From this page, it seems that of the songs listed there, the best match is one of:
* Black-horned tree cricket (but it only sings at night, so that doesn't work)
* Broad-winged tree cricket (but also nocturnal, and lives in the eastern US)
* Fast-calling tree cricket (sings during the day, but lives in the southeast)
* Four-spotted tree cricket (sings in the day, lives everywhere in the US, and despite the name, it lives in fields of weeds)
Ideally, I should either find a live insect in the act of singing (and then capture it and subject it to a detailed examination) OR do a spectrogram analysis. As you probably noticed, the recording really wasn't good enough to do that... So, I'll try to get back there later this week and get another sound sample. We'll see if I can succeed.
In the meantime, I think we found our insect: The Four-Spotted tree cricket (Oecanthus quadripunctatus). For the best images I've seen, check out Sylvain Trembeley's SmugMug collection.

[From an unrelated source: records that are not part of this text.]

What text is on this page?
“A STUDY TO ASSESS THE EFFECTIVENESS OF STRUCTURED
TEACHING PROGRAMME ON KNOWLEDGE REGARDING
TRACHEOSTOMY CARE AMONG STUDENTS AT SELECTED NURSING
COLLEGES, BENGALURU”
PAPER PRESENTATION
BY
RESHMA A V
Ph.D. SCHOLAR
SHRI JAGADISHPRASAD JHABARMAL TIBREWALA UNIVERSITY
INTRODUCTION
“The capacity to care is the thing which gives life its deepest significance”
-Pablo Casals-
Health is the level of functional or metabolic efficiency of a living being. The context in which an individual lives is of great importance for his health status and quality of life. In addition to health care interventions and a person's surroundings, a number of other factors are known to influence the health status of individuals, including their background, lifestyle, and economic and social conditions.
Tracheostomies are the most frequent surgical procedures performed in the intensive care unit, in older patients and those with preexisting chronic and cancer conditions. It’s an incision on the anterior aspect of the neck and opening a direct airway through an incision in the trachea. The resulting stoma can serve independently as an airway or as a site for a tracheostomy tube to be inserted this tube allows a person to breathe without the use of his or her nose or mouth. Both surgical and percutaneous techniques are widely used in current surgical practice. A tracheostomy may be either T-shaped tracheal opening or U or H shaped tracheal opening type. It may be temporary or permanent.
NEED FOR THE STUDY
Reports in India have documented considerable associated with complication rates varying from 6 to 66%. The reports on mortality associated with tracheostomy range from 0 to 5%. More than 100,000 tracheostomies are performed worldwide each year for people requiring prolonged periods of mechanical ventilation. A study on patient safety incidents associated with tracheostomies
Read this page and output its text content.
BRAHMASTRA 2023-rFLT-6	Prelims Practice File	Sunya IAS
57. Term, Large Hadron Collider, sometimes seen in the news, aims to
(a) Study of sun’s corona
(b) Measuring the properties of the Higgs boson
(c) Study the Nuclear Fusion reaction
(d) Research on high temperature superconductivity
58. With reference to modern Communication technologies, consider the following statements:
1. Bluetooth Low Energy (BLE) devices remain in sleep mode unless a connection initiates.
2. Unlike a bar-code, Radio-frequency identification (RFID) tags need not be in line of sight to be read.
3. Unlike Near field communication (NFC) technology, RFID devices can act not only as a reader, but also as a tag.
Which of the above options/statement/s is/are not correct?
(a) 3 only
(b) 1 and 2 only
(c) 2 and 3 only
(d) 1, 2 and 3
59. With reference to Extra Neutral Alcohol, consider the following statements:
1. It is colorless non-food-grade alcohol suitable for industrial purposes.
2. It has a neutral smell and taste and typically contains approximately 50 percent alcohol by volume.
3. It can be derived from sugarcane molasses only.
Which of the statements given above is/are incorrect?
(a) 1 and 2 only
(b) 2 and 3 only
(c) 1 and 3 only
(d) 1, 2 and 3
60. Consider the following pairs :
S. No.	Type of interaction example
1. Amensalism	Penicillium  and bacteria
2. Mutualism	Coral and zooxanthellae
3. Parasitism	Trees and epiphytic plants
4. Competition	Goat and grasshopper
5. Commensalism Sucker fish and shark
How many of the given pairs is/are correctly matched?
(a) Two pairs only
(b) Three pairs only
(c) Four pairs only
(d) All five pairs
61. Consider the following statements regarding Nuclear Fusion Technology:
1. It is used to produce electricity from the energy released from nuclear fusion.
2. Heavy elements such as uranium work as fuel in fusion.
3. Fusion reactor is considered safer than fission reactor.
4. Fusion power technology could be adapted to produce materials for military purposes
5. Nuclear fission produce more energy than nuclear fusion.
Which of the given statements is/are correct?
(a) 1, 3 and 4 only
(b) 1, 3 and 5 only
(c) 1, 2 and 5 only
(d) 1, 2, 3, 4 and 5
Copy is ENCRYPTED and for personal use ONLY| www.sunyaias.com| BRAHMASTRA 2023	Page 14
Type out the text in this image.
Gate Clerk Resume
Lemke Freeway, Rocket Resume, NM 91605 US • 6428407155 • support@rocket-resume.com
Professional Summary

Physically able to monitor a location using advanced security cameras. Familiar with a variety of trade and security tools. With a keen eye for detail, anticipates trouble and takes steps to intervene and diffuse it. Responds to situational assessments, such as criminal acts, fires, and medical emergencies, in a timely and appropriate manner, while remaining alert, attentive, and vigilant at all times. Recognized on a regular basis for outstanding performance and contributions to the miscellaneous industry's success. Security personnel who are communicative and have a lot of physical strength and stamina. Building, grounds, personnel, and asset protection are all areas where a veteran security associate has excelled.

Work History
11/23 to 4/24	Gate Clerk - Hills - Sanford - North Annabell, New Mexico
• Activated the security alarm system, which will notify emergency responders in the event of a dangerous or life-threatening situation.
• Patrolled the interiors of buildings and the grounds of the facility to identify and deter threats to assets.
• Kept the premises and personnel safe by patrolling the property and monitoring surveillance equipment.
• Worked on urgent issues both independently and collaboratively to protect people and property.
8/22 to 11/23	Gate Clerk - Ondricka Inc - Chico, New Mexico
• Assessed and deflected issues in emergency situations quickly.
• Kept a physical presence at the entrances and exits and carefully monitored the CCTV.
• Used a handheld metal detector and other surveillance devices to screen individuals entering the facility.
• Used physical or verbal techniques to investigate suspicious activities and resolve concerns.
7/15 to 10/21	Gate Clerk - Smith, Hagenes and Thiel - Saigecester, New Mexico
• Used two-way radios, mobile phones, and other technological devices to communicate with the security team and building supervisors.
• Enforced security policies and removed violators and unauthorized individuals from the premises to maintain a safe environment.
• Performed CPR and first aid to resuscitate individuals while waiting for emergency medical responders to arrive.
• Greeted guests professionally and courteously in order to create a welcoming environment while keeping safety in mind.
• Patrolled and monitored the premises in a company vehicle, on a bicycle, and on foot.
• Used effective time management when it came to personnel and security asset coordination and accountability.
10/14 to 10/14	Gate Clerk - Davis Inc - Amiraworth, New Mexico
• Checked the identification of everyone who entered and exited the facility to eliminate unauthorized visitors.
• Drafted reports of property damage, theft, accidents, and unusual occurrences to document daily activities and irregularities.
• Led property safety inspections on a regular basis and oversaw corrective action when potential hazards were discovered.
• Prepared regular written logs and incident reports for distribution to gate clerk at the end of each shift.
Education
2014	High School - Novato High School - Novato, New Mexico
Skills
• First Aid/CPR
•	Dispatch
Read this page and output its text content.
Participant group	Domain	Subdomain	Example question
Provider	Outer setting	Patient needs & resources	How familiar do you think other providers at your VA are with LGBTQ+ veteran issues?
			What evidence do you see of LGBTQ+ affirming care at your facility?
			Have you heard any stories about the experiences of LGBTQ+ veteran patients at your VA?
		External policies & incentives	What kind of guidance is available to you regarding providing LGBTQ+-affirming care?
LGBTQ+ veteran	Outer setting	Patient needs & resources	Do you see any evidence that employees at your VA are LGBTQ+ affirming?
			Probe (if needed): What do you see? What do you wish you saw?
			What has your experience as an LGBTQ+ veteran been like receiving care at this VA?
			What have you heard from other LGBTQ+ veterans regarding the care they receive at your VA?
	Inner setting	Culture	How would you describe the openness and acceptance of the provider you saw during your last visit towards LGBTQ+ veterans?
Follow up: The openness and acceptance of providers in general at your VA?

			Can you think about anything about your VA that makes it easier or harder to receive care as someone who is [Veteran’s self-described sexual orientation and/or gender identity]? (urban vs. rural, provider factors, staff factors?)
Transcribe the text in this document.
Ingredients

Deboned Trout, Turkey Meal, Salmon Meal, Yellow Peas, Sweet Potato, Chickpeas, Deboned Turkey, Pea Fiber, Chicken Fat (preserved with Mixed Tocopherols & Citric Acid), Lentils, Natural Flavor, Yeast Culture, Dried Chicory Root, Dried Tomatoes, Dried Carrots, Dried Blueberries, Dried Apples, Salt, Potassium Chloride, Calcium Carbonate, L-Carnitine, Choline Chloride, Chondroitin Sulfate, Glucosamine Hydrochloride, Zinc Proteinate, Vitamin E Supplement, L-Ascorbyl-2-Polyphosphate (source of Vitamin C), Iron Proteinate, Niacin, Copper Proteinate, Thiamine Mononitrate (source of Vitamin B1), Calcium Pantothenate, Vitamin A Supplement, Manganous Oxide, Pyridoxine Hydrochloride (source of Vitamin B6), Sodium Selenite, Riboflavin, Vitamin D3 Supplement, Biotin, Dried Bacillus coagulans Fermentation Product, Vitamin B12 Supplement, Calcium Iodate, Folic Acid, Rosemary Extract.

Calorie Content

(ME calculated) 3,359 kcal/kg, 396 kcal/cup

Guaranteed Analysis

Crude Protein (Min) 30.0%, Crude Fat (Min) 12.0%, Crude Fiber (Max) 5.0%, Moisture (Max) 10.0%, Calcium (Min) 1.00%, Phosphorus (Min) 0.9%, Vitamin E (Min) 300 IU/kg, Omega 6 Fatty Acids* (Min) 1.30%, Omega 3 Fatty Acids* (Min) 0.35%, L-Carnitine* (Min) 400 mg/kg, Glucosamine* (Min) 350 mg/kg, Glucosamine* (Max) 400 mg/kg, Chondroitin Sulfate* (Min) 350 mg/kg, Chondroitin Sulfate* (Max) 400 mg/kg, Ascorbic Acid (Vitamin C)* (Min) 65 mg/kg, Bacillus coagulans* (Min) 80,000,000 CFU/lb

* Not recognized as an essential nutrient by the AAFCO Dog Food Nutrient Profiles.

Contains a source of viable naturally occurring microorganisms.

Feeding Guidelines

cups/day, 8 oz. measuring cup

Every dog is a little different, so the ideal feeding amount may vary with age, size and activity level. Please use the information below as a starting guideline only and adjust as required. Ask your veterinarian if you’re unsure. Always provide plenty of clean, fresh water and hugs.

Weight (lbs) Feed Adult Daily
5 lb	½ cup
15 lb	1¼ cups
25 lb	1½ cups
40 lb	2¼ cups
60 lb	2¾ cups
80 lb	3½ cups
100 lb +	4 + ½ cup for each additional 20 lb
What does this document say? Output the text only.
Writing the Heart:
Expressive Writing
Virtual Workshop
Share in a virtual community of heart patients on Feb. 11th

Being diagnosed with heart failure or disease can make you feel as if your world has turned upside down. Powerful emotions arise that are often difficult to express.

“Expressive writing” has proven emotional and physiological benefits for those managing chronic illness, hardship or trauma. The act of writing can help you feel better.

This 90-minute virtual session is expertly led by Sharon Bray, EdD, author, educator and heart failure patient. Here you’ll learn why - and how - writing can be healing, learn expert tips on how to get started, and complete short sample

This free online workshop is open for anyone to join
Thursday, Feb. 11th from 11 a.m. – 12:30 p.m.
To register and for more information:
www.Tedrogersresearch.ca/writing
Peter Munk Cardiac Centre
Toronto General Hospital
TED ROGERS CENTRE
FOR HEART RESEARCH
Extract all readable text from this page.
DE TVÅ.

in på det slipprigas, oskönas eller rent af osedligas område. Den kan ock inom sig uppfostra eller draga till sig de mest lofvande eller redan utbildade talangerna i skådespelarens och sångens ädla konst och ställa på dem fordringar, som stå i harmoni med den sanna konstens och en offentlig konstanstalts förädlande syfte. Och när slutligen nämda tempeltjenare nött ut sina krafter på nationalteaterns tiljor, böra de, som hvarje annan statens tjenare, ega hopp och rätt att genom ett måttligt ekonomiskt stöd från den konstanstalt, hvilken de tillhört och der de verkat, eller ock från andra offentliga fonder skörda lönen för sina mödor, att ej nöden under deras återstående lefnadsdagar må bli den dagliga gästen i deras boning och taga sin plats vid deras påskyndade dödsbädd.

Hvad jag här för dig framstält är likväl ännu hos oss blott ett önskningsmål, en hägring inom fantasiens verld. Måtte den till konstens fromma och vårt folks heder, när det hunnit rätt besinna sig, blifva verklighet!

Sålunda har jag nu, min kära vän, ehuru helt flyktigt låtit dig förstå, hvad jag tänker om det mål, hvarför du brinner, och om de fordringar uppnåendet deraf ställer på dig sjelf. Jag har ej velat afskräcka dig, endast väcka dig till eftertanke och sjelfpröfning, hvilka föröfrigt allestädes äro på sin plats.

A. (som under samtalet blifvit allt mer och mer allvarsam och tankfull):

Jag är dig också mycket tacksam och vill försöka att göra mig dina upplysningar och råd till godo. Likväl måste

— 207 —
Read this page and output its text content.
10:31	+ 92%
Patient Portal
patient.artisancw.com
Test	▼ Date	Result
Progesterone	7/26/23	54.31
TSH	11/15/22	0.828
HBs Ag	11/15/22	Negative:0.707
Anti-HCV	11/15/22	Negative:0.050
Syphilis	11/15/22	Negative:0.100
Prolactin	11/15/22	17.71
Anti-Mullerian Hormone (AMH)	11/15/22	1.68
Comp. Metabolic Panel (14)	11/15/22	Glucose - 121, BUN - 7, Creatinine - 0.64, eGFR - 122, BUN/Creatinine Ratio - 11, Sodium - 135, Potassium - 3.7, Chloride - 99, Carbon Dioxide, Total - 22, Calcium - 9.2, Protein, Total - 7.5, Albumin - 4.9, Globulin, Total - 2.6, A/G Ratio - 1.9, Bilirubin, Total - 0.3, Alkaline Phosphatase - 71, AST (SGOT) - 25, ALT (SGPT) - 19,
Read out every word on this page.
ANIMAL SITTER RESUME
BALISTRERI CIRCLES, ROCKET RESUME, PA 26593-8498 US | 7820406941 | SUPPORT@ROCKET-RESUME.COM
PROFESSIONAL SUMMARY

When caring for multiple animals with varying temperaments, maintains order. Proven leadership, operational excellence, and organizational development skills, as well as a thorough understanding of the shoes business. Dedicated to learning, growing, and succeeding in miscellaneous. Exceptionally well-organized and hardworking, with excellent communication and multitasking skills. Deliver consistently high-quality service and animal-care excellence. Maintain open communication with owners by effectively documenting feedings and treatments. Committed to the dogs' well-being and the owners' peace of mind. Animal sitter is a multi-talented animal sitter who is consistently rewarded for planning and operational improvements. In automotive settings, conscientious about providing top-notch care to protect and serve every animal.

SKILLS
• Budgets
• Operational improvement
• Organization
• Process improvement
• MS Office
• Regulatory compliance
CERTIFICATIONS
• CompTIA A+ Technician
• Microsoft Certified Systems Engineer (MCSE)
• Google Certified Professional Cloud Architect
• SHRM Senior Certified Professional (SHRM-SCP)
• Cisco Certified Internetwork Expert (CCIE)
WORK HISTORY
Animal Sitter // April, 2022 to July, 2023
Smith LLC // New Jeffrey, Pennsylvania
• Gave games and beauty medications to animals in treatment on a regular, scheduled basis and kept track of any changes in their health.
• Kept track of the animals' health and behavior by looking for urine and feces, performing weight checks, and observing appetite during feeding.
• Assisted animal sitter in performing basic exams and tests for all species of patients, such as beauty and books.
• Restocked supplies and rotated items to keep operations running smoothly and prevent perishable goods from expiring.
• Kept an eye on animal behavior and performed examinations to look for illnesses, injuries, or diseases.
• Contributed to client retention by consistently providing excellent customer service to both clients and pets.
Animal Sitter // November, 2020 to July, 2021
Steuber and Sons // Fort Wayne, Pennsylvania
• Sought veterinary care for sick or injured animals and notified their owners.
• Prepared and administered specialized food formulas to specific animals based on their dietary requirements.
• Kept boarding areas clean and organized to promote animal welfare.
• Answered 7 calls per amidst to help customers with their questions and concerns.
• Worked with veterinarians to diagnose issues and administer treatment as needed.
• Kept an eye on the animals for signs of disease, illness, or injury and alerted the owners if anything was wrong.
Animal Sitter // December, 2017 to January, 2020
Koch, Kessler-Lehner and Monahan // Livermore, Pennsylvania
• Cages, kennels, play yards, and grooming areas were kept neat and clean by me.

The butterflies were pretty easy, but in truth, we got lucky; it could have been really difficult, requiring insect identification keys, close examination with hand lenses, and all that.
But as we saw, identifying the insects by sound might have been possible by app (and it might be some day), but at the moment, you just have to invest the time to learn the lingo (trill, buzz, zit, lisp) and what kinds of insects sing at all. Then, it's just a matter of listening to a LOT of bugs.
Lesson learned: Sometimes you just have to put in the time. Google is great for many things, but being a detective or investigative reporter sometimes takes a little work.
Hope you enjoyed this natural history / entomologically inclined Challenge! (I certainly did!)